Sostiene el presidente Mariano Rajoy que no hay comparación posible entre las demandas de independencia de Escocia y Cataluña; y no es que le falte razón. A diferencia del español, el Gobierno británico ha concedido a los escoceses el derecho de votar el próximo año en referéndum sobre su voluntad de permanecer en el Reino Unido o constituir un Estado propio: una opción con la que, de momento, no pueden siquiera soñar los catalanes.

Existen más desigualdades, naturalmente. Escocia fue un Estado independiente hasta hace poco más de tres siglos, cuando firmó el acta de unión que dio origen al Reino de Gran Bretaña. Cataluña no goza de esos títulos históricos, aunque a cambio cuente con la más contemporánea ayuda de la estadística. Un 54,7 % de los ciudadanos del viejo Condado de Barcelona votarían a favor de la independencia catalana si se les preguntase sobre sus deseos de permanecer o no en el Estado al que pertenecen, de acuerdo con los sondeos.

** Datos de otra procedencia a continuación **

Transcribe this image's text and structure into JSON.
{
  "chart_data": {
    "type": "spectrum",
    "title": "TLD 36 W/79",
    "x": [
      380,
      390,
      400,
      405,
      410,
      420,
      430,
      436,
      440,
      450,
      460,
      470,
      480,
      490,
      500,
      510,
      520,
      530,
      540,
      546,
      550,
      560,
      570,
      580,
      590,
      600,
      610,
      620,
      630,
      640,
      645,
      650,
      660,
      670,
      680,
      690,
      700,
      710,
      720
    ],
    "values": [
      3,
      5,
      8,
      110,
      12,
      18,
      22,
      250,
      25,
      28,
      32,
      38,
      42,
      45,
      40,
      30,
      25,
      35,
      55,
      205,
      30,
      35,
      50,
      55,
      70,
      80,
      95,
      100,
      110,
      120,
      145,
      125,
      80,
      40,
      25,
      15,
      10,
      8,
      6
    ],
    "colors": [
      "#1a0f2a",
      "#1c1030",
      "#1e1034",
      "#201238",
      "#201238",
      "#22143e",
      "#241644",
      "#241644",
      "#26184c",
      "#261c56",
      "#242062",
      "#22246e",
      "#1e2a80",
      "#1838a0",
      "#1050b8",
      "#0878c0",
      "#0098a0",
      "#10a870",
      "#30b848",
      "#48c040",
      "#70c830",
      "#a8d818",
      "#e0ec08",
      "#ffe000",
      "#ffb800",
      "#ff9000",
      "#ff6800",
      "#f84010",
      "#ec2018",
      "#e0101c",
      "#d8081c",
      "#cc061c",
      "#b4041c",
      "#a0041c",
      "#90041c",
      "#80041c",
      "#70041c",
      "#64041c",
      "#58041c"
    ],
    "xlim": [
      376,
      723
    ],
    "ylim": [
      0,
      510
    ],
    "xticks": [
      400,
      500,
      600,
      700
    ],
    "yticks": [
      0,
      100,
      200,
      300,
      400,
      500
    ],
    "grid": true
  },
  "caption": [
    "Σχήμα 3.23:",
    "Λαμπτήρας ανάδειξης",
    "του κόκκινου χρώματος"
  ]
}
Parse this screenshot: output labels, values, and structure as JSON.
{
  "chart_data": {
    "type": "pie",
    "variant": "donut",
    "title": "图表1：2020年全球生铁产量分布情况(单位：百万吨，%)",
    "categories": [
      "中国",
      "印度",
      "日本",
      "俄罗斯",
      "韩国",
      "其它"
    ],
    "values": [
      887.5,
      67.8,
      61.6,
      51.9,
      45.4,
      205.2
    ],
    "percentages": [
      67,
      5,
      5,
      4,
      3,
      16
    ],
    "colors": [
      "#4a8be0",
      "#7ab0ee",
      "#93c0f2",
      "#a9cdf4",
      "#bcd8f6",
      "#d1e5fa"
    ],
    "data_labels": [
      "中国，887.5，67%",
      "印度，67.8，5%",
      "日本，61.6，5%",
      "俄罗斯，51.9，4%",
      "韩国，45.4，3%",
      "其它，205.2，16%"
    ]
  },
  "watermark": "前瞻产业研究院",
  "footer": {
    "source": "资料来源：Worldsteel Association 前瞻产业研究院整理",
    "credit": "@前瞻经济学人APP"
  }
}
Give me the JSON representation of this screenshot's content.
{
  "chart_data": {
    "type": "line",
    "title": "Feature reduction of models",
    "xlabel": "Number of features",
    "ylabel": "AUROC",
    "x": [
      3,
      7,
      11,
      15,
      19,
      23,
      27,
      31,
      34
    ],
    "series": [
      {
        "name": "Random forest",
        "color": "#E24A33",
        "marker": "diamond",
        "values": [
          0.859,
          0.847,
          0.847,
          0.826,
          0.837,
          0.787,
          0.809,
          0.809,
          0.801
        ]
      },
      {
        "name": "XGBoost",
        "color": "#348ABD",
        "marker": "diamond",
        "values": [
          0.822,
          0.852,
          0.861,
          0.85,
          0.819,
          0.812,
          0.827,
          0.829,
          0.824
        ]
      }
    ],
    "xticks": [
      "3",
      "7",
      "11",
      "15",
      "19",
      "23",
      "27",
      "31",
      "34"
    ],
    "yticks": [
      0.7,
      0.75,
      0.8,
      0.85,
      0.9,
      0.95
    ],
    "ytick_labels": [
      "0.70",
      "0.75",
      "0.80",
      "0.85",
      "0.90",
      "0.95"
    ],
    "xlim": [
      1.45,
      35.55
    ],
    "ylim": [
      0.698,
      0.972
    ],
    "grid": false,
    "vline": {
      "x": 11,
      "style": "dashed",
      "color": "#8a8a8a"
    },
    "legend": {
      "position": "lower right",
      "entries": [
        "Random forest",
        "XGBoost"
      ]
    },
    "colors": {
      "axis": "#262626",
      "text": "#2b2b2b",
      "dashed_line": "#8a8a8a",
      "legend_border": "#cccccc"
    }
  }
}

Por el contrario, son tan solo un 30 % los escoceses que, a día de hoy, votarían a favor de la separación de su país, si hemos de creer a la última encuesta recién difundida. Curiosamente, es mayor el porcentaje de ingleses partidarios de la independencia de Escocia que el de las gentes de falda y clan dispuestas a apoyar esa segregación.

Tanto en uno como en otro caso estamos hablando de meras encuestas, naturalmente; pero tampoco hay por qué desdeñar su validez. Más que los avatares de la Historia, lo que de verdad importa son los asuntos del presente, a los que tan poca importancia concede el presidente Rajoy cuando afirma que Escocia y Cataluña son dos cuestiones distintas y, desde luego, distantes. Alega Rajoy como principal argumento que España es la nación más antigua de Europa: y ahí se le descubre su condición de registrador de la propiedad que cifra en trienios y quinquenios los derechos de un funcionario -o de un Estado- a consolidar la plaza. Efectivamente, la veteranía era un grado en la mili; pero ni el servicio militar ni el patriotismo son ya obligatorios.

Bien lo saben los escoceses que, a pesar de su dilatada historia de soberanía, prefieren fundar en la actualidad sus demandas de independencia.

Como a menudo ocurre con los asuntos patrióticos, fue una superproducción cinematográfica americana dirigida y protagonizada por el australiano Mel Gibson la que hace cosa de quince años levantó el hasta entonces desfallecido espíritu nacionalista de Escocia.

Casualidad o no, los escoceses lograron la «devolución» de su Parlamento y un estatus de autonomía tan solo cuatro años después del estreno de «Braveheart», el filme que ensalzaba las hazañas de William Wallace, héroe de la lucha contra los ingleses allá por el lejano siglo XIV. A ese empuje de Hollywood hay que sumar, desde luego, el descubrimiento de pozos de petróleo en el mar próximo a las costas de Escocia, que tanto contribuyó a despertar las apetencias de soberanía de la población.

Aun así, la combinación de petróleo y heroísmo cinematográfico solo ha conseguido seducir a un tercio de los votantes de Escocia, en chocante comparación con el 54 % de los catalanes que, según las encuestas, se inclinarían por la independencia de su territorio. Quizá no le falten motivos a Rajoy para afirmar que uno y otro caso son del todo distintos.